You would also want to check that cos(theta) is not 0 before you
do the division -- in the general case, you could be taking the
cos of something close enough to one of the magic points that the
cos rounded to zero.

What value -should- be stored when cos(theta) rounds to 0 or
when theta is close to one of the magic points is left as
an exercise to Zach... as is the problem of determining in advance
whether theta is "close enough" to one of the magic points *before*
taking it's tan().


For portability, there is another consideration, which is that
rounding behaviours are implimentation dependant, especially rounding
of negative values. A program which had a particular requirement
for high accuracy would need to take those behaviours into account.

 

[infobahn]

: tbl[0] = tan(theta);
: tbl[1] = sin(theta) / cos(theta);
: /* To be portable, we should check that theta is not PI * (k +
: 1/2) where k is an integer */

You would also want to check that cos(theta) is not 0 before you
do the division

And don't forget to meet the condition that fabs(sin(theta)) < 1 while
you're at it.

FCOL

 

[Michael Mair]

: tbl[0] = tan(theta);
: tbl[1] = sin(theta) / cos(theta);
: /* To be portable, we should check that theta is not PI * (k +
: 1/2) where k is an integer */

You would also want to check that cos(theta) is not 0 before you
do the division -- in the general case, you could be taking the
cos of something close enough to one of the magic points that the
cos rounded to zero.

How does cos(theta)=0 within the range where we really can resolve
"PI/180" differ from "theta = PI*(k+1/2)" apart from the former being
more expensive but a little bit safer to check?

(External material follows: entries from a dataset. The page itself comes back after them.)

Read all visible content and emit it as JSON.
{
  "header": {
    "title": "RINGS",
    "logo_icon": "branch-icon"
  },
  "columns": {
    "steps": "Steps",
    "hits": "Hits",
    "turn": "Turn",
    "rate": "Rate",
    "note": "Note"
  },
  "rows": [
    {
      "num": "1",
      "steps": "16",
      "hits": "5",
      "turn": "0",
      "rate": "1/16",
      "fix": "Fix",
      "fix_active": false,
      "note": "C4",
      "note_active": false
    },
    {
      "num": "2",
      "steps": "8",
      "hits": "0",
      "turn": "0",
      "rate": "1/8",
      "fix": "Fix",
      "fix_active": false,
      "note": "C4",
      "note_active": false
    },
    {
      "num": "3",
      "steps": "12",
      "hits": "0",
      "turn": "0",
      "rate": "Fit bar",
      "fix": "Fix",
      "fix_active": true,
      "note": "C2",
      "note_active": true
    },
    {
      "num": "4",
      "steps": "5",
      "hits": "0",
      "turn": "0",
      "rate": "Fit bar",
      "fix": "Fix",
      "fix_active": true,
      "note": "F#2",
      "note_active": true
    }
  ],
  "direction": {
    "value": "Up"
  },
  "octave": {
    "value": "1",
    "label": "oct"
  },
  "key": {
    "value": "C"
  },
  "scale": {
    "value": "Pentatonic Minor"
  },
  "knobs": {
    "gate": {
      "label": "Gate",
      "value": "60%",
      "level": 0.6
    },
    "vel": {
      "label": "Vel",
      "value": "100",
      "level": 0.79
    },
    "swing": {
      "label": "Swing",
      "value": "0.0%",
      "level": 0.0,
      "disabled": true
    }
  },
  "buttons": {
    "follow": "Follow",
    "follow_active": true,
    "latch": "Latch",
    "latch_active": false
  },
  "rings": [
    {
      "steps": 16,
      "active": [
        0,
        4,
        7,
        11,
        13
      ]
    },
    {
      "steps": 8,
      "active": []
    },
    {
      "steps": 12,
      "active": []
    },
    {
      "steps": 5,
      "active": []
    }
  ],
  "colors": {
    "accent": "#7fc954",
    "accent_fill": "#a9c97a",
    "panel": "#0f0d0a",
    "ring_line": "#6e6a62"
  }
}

What value -should- be stored when cos(theta) rounds to 0 or
when theta is close to one of the magic points is left as
an exercise to Zach... as is the problem of determining in advance
whether theta is "close enough" to one of the magic points *before*
taking it's tan().

For portability, there is another consideration, which is that
rounding behaviours are implimentation dependant, especially rounding
of negative values. A program which had a particular requirement
for high accuracy would need to take those behaviours into account.

Well, wherever that is a problem, you probably will have to replace the
library routines, too. Then, it probably is best(*) to work with
integers which represent degrees or parts thereof and work modulo 180
degree (where 90 degree is one of your "magic points, of course) and
just have a table in full precision.


Cheers
Michael

(*) best in the sense that you can whip up a correct solution in short
time. The rounding error can still be present in the table s.th. you
have to make it symmetric w.r.t. 0/180 degree.
Controlling the error even of a known rounding behaviour can be much
work and you easily make a mistake which only is found on the next
machine or at the most inconvenient time... :-/